# Double ML - modeling

`df_mix`

## 0. setup

In [93]:
import numpy as np
import pandas as pd
import scipy as sp
from sklearn.neighbors import KNeighborsClassifier
from sklearn.ensemble import RandomForestClassifier, RandomForestRegressor
from sklearn.linear_model import LinearRegression
from sklearn.linear_model import LogisticRegression
from sklearn.model_selection import KFold, StratifiedKFold, train_test_split
from sklearn.metrics import mean_squared_error, log_loss
from sklearn.preprocessing import LabelEncoder
import sklearn
import os
from matplotlib.pyplot import hist
import scipy.stats as stats
import math
import statsmodels.api as sm

In [94]:
# set random seed for numpy
RANDOM_SEED=42
np.random.seed(RANDOM_SEED)

In [95]:
def find_p(estimate, std):
    z_value = estimate / std
    p_value = stats.norm.sf(abs(z_value))*2
    return round(estimate, 4), round(std, 4), round(p_value, 4)

In [96]:
def label_encode_column(df, column):
    le = LabelEncoder()
    df[column] = le.fit_transform(df[column])
    return df

## 1. functions

### 1.1 Specify Nuisance Function Models

The next step is to specify models for 

*   $\mu(z)=\mathbb{E}(Y|x)$
*   $m(x) = P(A=1|x)$

In [97]:
# make a function that returns a sklearn model for later use in k-folding
def make_mu_model():
  #return KNeighborsClassifier(n_neighbors=300)
  return RandomForestRegressor(random_state=RANDOM_SEED, n_estimators=300, max_depth=None)
  #return RandomForestClassifier(n_estimators=100, max_depth=5)

# specify a model for m(z,x)
def make_m_model():
  #return LogisticRegression(max_iter=1000, warm_start=True, random_state=RANDOM_SEED)
  return RandomForestClassifier(n_estimators=200, max_depth=None)

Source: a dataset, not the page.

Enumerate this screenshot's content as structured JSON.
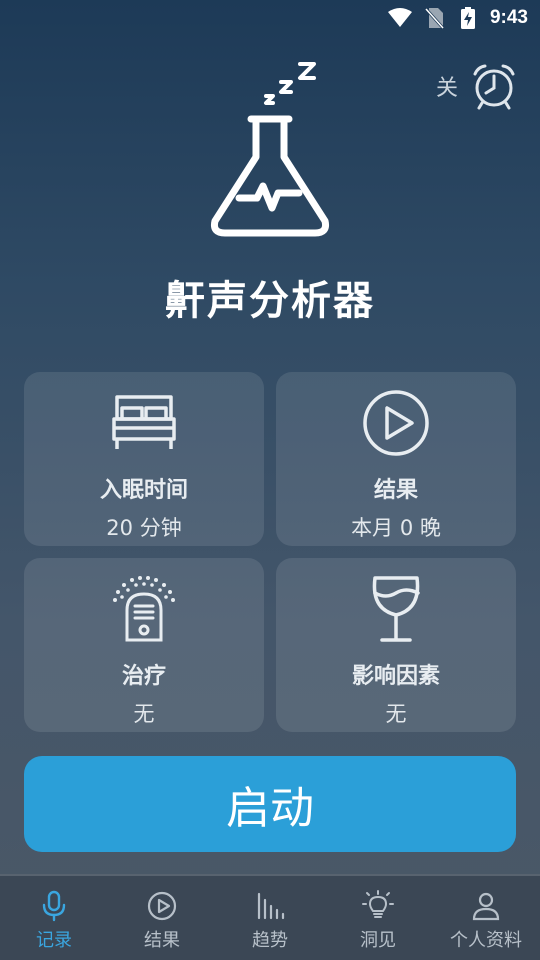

### 1.2 Functions that use cross fitting to get predicted $\hat{\mu}$, $\hat{m}$, $\hat{p}$ for each unit

In [98]:
# helper functions to implement the cross fitting

def m_k_fold_fit_and_predict(make_model, X:pd.DataFrame, A:np.array, n_splits:int):
    """
    Implements K fold cross-fitting for the model predicting the outcome Y. 
    That is, 
    1. Split data into K folds
    2. For each fold j, the model is fit on the other K-1 folds
    3. The fitted model is used to make predictions for each data point in fold j
    Returns two arrays containing the predictions for all units untreated, all units treated  

    Args:
    model: function that returns sklearn model (that implements fit and either predict_prob or predict)
    X: dataframe of variables to adjust for
    A: array of treatments
    n_splits: number of splits to use
    """
    predictions = np.full_like(A, np.nan, dtype=float)
    kf = StratifiedKFold(n_splits=n_splits, shuffle=True, random_state=RANDOM_SEED)

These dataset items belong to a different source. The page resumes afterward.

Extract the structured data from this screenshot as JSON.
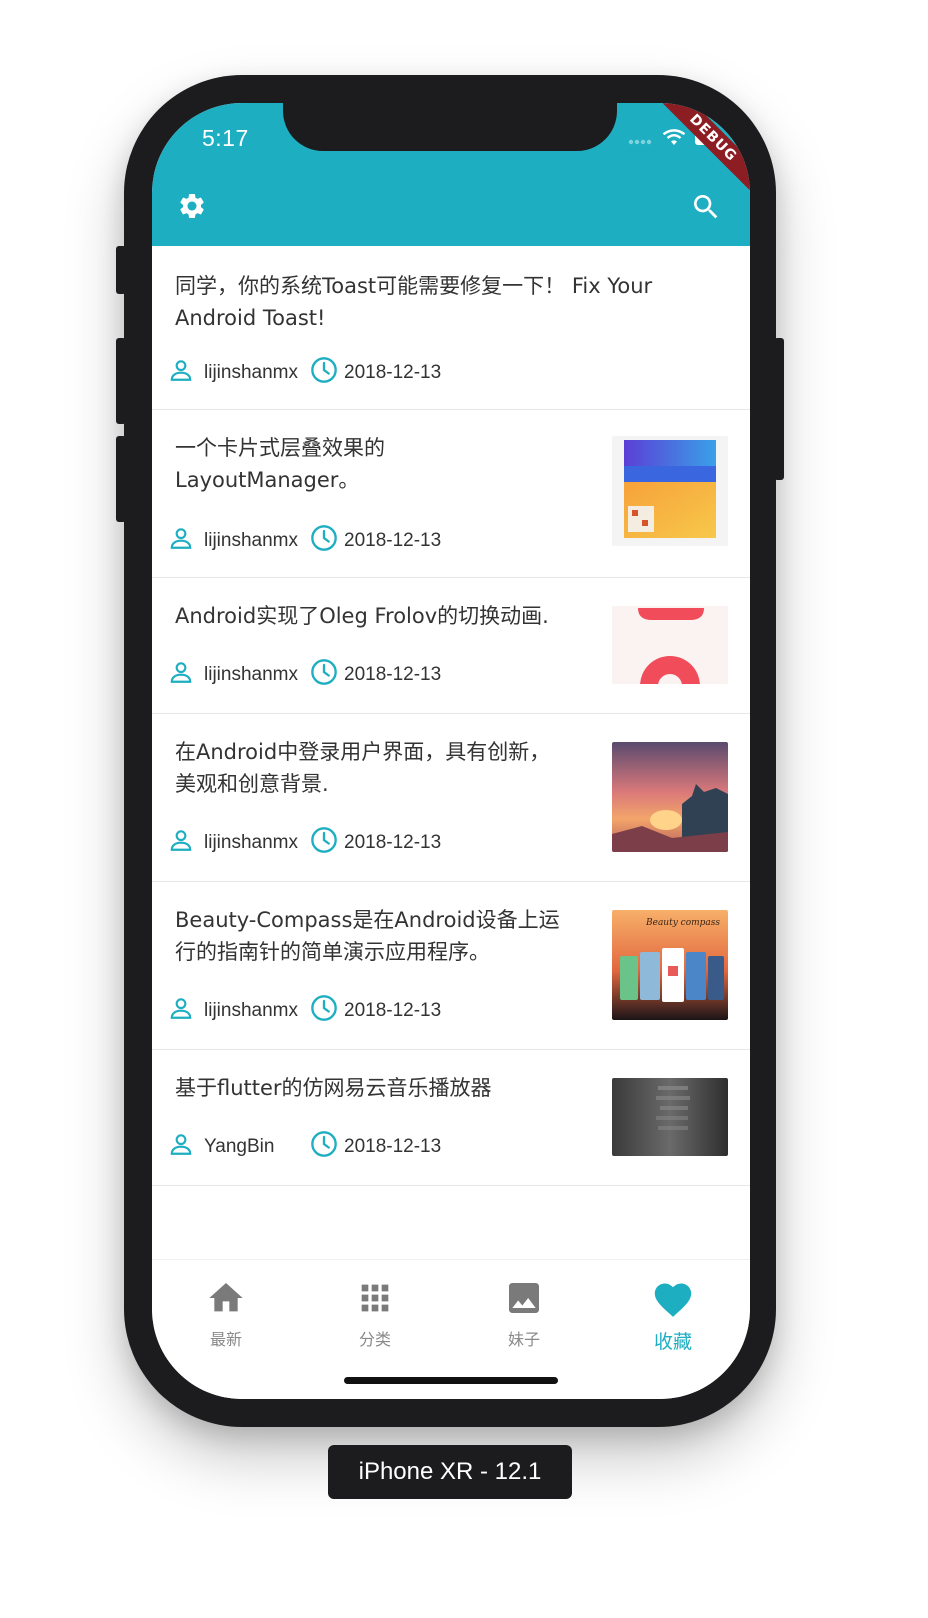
{
  "status_bar": {
    "time": "5:17",
    "debug_banner": "DEBUG"
  },
  "app_bar": {
    "left_icon": "gear-icon",
    "right_icon": "search-icon",
    "color": "#1eaec2"
  },
  "articles": [
    {
      "title_line1": "同学，你的系统Toast可能需要修复一下！ Fix Your",
      "title_line2": "Android Toast!",
      "author": "lijinshanmx",
      "date": "2018-12-13",
      "has_thumbnail": false
    },
    {
      "title_line1": "一个卡片式层叠效果的",
      "title_line2": "LayoutManager。",
      "author": "lijinshanmx",
      "date": "2018-12-13",
      "has_thumbnail": true
    },
    {
      "title_line1": "Android实现了Oleg Frolov的切换动画.",
      "title_line2": "",
      "author": "lijinshanmx",
      "date": "2018-12-13",
      "has_thumbnail": true
    },
    {
      "title_line1": "在Android中登录用户界面，具有创新，",
      "title_line2": "美观和创意背景.",
      "author": "lijinshanmx",
      "date": "2018-12-13",
      "has_thumbnail": true
    },
    {
      "title_line1": "Beauty-Compass是在Android设备上运",
      "title_line2": "行的指南针的简单演示应用程序。",
      "author": "lijinshanmx",
      "date": "2018-12-13",
      "has_thumbnail": true,
      "thumbnail_caption": "Beauty compass"
    },
    {
      "title_line1": "基于flutter的仿网易云音乐播放器",
      "title_line2": "",
      "author": "YangBin",
      "date": "2018-12-13",
      "has_thumbnail": true
    }
  ],
  "bottom_nav": {
    "items": [
      {
        "label": "最新",
        "icon": "home-icon",
        "active": false
      },
      {
        "label": "分类",
        "icon": "grid-icon",
        "active": false
      },
      {
        "label": "妹子",
        "icon": "image-icon",
        "active": false
      },
      {
        "label": "收藏",
        "icon": "heart-icon",
        "active": true
      }
    ]
  },
  "device_label": "iPhone XR - 12.1"
}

    for train_index, test_index in kf.split(X, A):
      X_train = X.loc[train_index]
      A_train = A[train_index]

      m = make_model()
      m.fit(X_train, A_train)
      predictions[test_index] = m.predict_proba(X.loc[test_index])[:,1]

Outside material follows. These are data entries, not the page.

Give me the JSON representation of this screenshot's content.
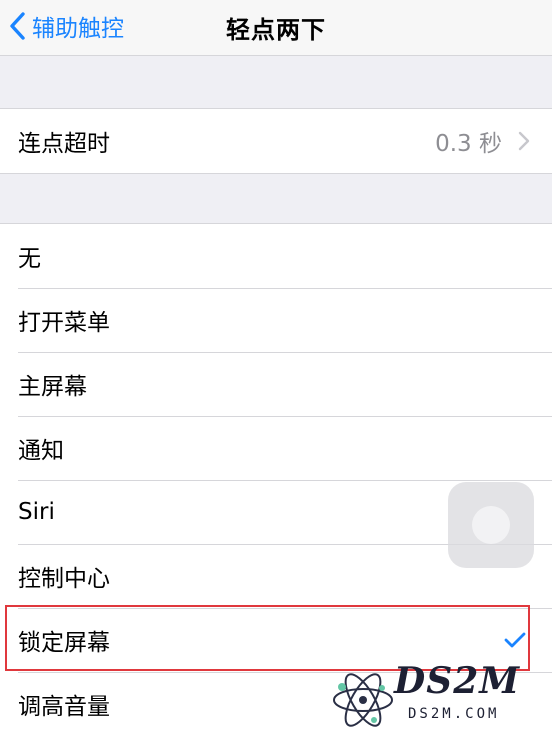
{
  "nav": {
    "back_label": "辅助触控",
    "title": "轻点两下"
  },
  "timeout": {
    "label": "连点超时",
    "value": "0.3 秒"
  },
  "actions": [
    {
      "label": "无",
      "selected": false
    },
    {
      "label": "打开菜单",
      "selected": false
    },
    {
      "label": "主屏幕",
      "selected": false
    },
    {
      "label": "通知",
      "selected": false
    },
    {
      "label": "Siri",
      "selected": false
    },
    {
      "label": "控制中心",
      "selected": false
    },
    {
      "label": "锁定屏幕",
      "selected": true
    },
    {
      "label": "调高音量",
      "selected": false
    }
  ],
  "watermark": {
    "brand": "DS2M",
    "site": "DS2M.COM"
  },
  "colors": {
    "accent": "#1a84ff",
    "highlight": "#e0383d"
  },
  "icons": {
    "back": "chevron-left-icon",
    "disclosure": "chevron-right-icon",
    "selected": "checkmark-icon"
  }
}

    assert np.isnan(predictions).sum() == 0  # Ensure no predictions are NaN
    return predictions

def mu_k_fold_fit_and_predict(make_model, X:pd.DataFrame, y:np.array, n_splits:int, output_type:str):
    """
    Implements K fold cross-fitting for the model predicting the outcome Y. 
    That is, 
    1. Split data into K folds
    2. For each fold j, the model is fit on the other K-1 folds
    3. The fitted model is used to make predictions for each data point in fold j
    Returns two arrays containing the predictions for all units untreated, all units treated  

    Args:
    model: function that returns sklearn model (that implements fit and either predict_prob or predict)
    X: dataframe of variables to adjust for
    y: array of outcomes
    n_splits: number of splits to use
    output_type: type of outcome, "binary" or "continuous"

    """
    predictions = np.full_like(y, np.nan, dtype=float)
    if output_type == 'binary':
      kf = StratifiedKFold(n_splits=n_splits, shuffle=True, random_state=RANDOM_SEED)
    elif output_type == 'continuous':
      kf = KFold(n_splits=n_splits, shuffle=True, random_state=RANDOM_SEED)

    
    for train_index, test_index in kf.split(X, y):
      X_train = X.loc[train_index]
      y_train = y.loc[train_index]
      mu = make_model()
      mu.fit(X_train, y_train)

      if output_type =='binary':
        predictions[test_index] = mu.predict_proba(X.loc[test_index])[:, 1]
      elif output_type == 'continuous':
        predictions[test_index] = mu.predict(X.loc[test_index])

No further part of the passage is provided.